The contract provides several opportunities for commissioners and providers to agree local targets. Although this provides some welcome (albeit limited) local flexibility, locally agreed targets must not contradict nationally mandated targets.

For example, any locally agreed targets in relation to C difficile levels should not overlap with, or contradict, the nationally mandated targets in the contract. Where there is such a contradiction, disputes will follow and especially where financial penalties are proposed.

Clarity in contractual obligations is essential and the drafting of locally agreed targets is no different. Targets should be clear, specific and capable of measurement. Any financial adjustments imposed for breaching the targets should represent a genuine pre-estimate of the losses that would be suffered. Without such clarity, disputes between the parties are almost inevitable.

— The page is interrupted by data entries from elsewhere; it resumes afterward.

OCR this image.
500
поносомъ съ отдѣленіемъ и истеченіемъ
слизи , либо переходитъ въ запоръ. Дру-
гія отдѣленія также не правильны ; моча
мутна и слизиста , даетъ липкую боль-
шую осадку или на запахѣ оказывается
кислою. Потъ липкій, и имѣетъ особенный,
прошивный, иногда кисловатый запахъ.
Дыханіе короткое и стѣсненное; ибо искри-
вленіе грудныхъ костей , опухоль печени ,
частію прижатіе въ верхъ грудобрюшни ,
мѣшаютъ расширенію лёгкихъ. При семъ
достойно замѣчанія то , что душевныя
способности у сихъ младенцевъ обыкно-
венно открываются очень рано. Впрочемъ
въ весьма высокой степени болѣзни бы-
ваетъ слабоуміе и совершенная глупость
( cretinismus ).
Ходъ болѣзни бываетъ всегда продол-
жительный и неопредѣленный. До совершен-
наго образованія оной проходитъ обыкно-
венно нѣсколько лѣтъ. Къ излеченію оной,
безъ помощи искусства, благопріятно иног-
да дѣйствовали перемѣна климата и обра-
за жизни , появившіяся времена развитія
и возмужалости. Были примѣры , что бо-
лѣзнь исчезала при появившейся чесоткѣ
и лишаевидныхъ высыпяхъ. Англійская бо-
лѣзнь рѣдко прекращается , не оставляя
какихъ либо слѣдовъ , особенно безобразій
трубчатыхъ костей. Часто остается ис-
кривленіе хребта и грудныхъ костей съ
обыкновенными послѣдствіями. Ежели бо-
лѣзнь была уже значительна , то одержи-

These clauses are not mechanisms to reduce income and expenditure but rather a tool to change practice and improve quality. With the focus of using the contract to its full extent, finance directors will need to manage risk from sanctions through delivery of targets rather than negotiations.

Decommissioning

Engagement with patients and the public (including overview and scrutiny committees and local involvement networks) is essential when decommissioning services. Decisions must be clinically led and justified on quality as well as financial grounds.

This said, they must also be founded on a partnership between commissioner and provider. Shifting deficits benefits no one.

Such discussion should not be reserved for contract negotiation but should be part of an ongoing dialogue between providers and commissioners with clinicians and patients at the heart of the process.

Where services are decommissioned in-year, during the term of the contract, the contract will be terminated for a particular service. The contract expressly allows this and includes obligations on both parties following partial termination.

Where patients who were receiving decommissioned services remain “in the system”, providers should bear in mind their obligations under the contract, which include either ceasing to treat these patients immediately, or transferring or discharging them in accordance with good clinical practice.

Ideally, where there is partial termination and decommissioning under the contract, the commissioner and provider should discuss and agree a plan of action for treatment or transfer or discharge of any remaining patients and, if appropriate, document this in a variation to the contract.

Providers in particular should bear in mind the impact of decommissioning services on targets, including indicative activity plans, which may need to be adjusted to reflect the removal of the service and/or any continuing treatment of remaining patients. In addition, commissioners will need to review APAs in place to ensure the impact on the management of activity is reflected.

Where such adjustments are not made and the contract varied, there may be a risk of breach of APA by the provider against outdated assumptions, which in turn could lead to financial adjustments by the commissioner as part of the activity management plan.

Where the provider agrees to continue to treat any remaining patients in line with good clinical practice, it may also need to consider the impact of this on its achievement of the 18-week target and seek to agree varying the contract with the commissioner.